Twórcy książki zapraszają nas na niezwykle interesującą wyprawę - aż do samego środka miejsca, w którym przebywają najgroźniejsi i najbardziej przerażający ludzie. To właśnie do Broadmoor trafiają postacie, które w wyniku swojej niepoczytalności popełnili straszliwe zbrodnie. Jednak czy na pewno są oni tak chorzy na umyśle, jak twierdzą? Autorzy prawie dziesięć lat obserwowali życie mieszkańców tego ośrodka, co pozwoliło im odkryć pełne studiu przeszłości, teraźniejszości oraz przyszłości Broadmoor.
Opis książki obiecywał mi naprawdę wiele. Nie będę ukrywać, że historia Broadmoor na tyle mocno mnie zafascynowała, że ambitnie zaplanowałam sobie, iż przeczytam tę książkę w kilka godzin. No i cóż, nie pomyliłam się za bardzo, choć ostatecznie jakość tejże pozycji okazała się nie taka, jak początkowo zakładałam.

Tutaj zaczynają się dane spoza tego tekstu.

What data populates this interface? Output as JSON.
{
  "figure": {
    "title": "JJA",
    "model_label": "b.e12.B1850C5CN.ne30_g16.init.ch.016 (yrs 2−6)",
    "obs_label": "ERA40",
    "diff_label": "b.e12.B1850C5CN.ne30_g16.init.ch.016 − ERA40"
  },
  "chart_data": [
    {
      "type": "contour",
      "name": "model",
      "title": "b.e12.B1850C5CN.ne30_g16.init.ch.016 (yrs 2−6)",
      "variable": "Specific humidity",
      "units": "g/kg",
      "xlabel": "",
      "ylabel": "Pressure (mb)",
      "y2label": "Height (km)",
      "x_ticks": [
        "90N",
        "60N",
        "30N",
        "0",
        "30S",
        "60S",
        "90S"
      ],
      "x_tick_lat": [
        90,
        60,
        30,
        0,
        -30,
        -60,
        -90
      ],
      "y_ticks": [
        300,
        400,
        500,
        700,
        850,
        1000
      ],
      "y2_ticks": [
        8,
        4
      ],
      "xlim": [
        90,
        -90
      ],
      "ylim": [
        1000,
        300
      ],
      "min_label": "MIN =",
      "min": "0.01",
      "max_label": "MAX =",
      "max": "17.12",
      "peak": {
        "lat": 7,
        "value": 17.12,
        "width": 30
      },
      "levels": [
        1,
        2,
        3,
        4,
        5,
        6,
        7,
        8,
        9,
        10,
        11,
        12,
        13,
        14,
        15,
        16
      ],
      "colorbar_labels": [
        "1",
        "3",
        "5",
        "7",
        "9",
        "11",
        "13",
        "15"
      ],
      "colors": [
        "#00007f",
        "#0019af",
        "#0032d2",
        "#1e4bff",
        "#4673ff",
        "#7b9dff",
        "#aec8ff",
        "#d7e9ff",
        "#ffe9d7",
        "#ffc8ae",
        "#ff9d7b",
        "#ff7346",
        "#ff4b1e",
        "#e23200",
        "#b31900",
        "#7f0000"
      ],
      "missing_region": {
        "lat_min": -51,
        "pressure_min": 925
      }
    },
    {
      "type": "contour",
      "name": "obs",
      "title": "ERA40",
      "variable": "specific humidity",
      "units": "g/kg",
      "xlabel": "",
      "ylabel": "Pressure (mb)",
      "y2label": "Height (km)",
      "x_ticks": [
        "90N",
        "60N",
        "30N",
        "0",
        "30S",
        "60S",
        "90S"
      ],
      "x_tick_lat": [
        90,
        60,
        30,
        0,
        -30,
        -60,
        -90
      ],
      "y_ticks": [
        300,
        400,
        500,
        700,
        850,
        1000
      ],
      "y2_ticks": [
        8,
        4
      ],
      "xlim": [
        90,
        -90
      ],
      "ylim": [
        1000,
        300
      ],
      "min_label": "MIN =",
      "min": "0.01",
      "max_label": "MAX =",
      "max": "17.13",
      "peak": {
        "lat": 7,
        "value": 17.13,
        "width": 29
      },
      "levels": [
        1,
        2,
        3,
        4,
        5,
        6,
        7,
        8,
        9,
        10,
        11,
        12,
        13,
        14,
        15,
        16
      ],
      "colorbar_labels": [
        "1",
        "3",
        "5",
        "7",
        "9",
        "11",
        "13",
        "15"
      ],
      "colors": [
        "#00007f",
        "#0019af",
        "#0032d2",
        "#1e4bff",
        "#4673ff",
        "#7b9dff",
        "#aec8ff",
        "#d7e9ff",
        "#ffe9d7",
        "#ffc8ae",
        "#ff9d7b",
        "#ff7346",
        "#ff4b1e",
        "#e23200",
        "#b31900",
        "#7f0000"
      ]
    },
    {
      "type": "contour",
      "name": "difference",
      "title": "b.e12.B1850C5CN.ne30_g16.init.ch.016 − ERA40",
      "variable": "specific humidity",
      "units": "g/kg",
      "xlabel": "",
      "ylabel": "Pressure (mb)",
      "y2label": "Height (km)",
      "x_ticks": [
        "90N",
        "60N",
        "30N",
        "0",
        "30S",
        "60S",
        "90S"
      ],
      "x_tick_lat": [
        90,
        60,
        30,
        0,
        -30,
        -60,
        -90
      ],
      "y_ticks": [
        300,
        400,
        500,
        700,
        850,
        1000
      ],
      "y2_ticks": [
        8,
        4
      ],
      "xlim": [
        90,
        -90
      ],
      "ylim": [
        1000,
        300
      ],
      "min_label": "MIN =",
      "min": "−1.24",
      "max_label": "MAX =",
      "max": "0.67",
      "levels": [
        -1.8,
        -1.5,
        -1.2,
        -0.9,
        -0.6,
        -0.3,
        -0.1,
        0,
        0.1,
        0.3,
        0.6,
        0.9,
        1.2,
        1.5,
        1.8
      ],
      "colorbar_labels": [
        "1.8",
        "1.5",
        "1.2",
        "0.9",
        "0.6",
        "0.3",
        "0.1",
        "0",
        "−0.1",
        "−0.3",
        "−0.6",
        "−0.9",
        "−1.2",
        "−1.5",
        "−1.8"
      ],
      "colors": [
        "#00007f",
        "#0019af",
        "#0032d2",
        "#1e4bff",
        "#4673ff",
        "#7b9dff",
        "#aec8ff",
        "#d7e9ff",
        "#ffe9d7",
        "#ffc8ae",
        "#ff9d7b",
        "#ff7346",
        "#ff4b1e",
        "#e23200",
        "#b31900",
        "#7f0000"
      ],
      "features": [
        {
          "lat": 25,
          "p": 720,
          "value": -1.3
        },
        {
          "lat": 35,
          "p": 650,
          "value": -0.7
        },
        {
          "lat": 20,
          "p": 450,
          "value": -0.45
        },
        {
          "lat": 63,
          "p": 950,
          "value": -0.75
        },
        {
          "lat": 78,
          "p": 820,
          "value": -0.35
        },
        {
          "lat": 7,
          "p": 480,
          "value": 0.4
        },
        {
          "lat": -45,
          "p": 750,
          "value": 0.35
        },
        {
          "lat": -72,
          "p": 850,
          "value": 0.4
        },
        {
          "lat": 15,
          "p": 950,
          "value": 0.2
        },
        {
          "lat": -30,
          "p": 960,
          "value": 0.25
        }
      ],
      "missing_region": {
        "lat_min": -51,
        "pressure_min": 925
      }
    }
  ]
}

Na plus zdecydowanie zasługuje pióro autorów oraz sposób, w jaki przedstawiają historię ośrodka i jego mieszkańców. Tutaj nie mam się za bardzo do czego przyczepić - na poziomie, że tak powiem literackim, książka wypada bardzo dobrze. Gorzej jednak z samą treścią, która, choć tak ciekawa i angażująca, to nie dostarczyła mi niestety za dużo satysfakcji podczas lektury. Wciąż liczyłam na coś, co być może w pewnym stopniu wyrwie mnie z kapci, na taką wisienkę na torcie, ale się po prostu... przeliczyłam.
Historie mieszkańców Broadmoor okazały się o wiele ciekawsze, a mnie najbardziej zainteresowały rozmowy prowadzone właśnie z tymi mieszkańcami. Dzięki temu zdołałam dowiedzieć się, iż nawet najbrutalniejsi mieszkańcy ośrodka mogą tam liczyć na ochronę, choć nie zawsze się to sprawdza. Swoją drogą, czy to nie fascynujące, że osoba popełniająca straszliwy czyn trafia do szpitala psychiatrycznego, a nie do więzienia? Przyznaję, ta kwestia odrobinę mi się gryzła z oczekiwaną i spodziewaną rzeczywistością, no ale cóż. Chyba tak bywa.
Za murami Broadmoor to ciekawa propozycja z zakresu literatury faktu, która być może zainteresuje osoby, które dopiero rozpoczynają przygodę z czytaniem takich książek lub chcą przekonać się, czy taka tematyka im odpowiada. Bardziej wprawni czytelnicy, którzy na swoim koncie mają już podobne pozycje, mogą poczuć się nieusatysfakcjonowani – niestety. Sama z chęcią zgłębię tematykę Broadmoor głębiej i mam nadzieję, że kolejne pozycje uzupełnią moją wiedzę na temat tego ośrodka.